Posted in #Chicago blog by Ben Kenigsberg on Apr 17, 2012 at 5:38pm

This post contains spoilers.

This week's Mad Men took its title from a driving safety film. Pete, amazingly, is still learning to drive, long after starting a family and moving to a Connecticut suburb his sophisticated dinner guests rather charmingly refer to as "the country." Given a chance to relive what for many high schoolers is a rite of passage, Pete can't totally be blamed for allowing his eye to wander. Much of "Signal 30" pondered exactly how far the most straitlaced SCDP partner was willing to stray. He's a child in more than one sense: When a sink breaks, it's left to Don to man up and fix it. (That act of derring-do notwithstanding, Don is seen as having settled into fogeydom. He arrives at the dinner party in a comically awful plaid jacket that Megan has picked out for him.)

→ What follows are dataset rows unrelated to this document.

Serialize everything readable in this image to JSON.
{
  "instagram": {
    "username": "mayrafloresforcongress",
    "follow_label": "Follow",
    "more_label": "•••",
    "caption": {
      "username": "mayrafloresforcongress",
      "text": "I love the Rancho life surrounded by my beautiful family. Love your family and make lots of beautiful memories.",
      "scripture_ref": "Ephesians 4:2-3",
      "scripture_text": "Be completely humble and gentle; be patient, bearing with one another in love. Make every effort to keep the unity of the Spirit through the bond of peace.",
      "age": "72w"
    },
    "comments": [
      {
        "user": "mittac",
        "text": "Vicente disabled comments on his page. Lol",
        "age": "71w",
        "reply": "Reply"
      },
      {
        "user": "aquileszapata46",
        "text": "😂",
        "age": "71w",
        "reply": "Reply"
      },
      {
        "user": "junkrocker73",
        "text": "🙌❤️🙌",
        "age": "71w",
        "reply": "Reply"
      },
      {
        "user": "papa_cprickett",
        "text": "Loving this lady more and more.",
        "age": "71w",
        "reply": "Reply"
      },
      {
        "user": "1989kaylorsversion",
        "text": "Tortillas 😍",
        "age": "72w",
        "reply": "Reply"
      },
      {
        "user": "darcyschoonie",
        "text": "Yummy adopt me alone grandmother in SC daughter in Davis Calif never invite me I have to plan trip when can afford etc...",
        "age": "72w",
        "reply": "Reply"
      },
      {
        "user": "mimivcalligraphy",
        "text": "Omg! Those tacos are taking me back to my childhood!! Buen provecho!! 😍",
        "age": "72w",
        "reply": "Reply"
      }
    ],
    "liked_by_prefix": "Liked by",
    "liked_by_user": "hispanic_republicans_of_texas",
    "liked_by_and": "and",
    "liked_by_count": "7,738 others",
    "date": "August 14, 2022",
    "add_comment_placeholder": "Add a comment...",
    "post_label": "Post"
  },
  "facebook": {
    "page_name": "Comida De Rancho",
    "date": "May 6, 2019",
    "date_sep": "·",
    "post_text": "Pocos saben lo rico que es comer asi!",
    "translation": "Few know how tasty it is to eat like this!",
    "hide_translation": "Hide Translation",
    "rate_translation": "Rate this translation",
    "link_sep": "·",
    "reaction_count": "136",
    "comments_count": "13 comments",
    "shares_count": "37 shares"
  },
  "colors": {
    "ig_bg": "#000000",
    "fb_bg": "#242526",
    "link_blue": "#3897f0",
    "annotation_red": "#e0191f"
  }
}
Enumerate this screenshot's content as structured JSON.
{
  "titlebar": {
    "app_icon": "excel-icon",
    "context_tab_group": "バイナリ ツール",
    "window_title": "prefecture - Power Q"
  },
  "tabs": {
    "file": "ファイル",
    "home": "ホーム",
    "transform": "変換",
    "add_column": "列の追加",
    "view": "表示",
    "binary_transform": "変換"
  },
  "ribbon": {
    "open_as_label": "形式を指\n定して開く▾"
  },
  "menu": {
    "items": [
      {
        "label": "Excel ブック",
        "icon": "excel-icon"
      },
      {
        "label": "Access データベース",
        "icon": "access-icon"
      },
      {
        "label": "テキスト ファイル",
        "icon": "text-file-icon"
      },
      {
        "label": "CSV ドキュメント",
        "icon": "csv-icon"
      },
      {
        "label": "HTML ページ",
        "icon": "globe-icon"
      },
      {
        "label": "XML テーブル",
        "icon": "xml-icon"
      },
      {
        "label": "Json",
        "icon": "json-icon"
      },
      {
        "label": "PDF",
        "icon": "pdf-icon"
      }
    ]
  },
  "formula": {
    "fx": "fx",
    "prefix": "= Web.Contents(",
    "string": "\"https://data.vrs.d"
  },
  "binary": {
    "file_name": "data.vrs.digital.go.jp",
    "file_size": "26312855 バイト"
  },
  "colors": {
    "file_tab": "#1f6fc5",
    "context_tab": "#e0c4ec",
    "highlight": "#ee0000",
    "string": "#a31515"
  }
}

Furthermore, Pete ends the episode having been bested in what amounts to a schoolyard brawl with Lane, who has his own issues with inadequacy (previously voiced?). One of the remarkable things about the installment was the way it saves Lane's pass at Joan for the very end, throwing it in almost as an afterthought. Ken, too, is feeling ambivalent about adulthood, especially after his wife blurts out that he's moonlighting as a writer in what many probably consider to be a juvenile genre, sci-fi.

In Mad Men, one always wonders to what extent historical references exist simply as guides and to what extent they're thematically relevant. It seems notable that "Signal 30" was the second installment in a row to feature fleeting references to a killing spree. Last week it was Richard Speck murdering nurses in Chicago; this week, the wives are gossiping about Charles Whitman, and the horror that a marine—a good boy—could suddenly snap and turn on his family. The idea of gunfire elsewhere, just offscreen, is sure to come into play in subsequent episodes, as Vietnam ramps up. And while it's orders of magnitude less extreme than Whitman's case, the notion of hidden psychodrama surfaces elsewhere in the episode: Don, cabbing it home with Pete after taking a prospective client to a brothel, remarks that he never knew Pete was unhappy. One way of looking at "Signal 30" is that it begins with a premonition of violence, in the driving film. After Pete and Lane's brawl, it ends in a wreck.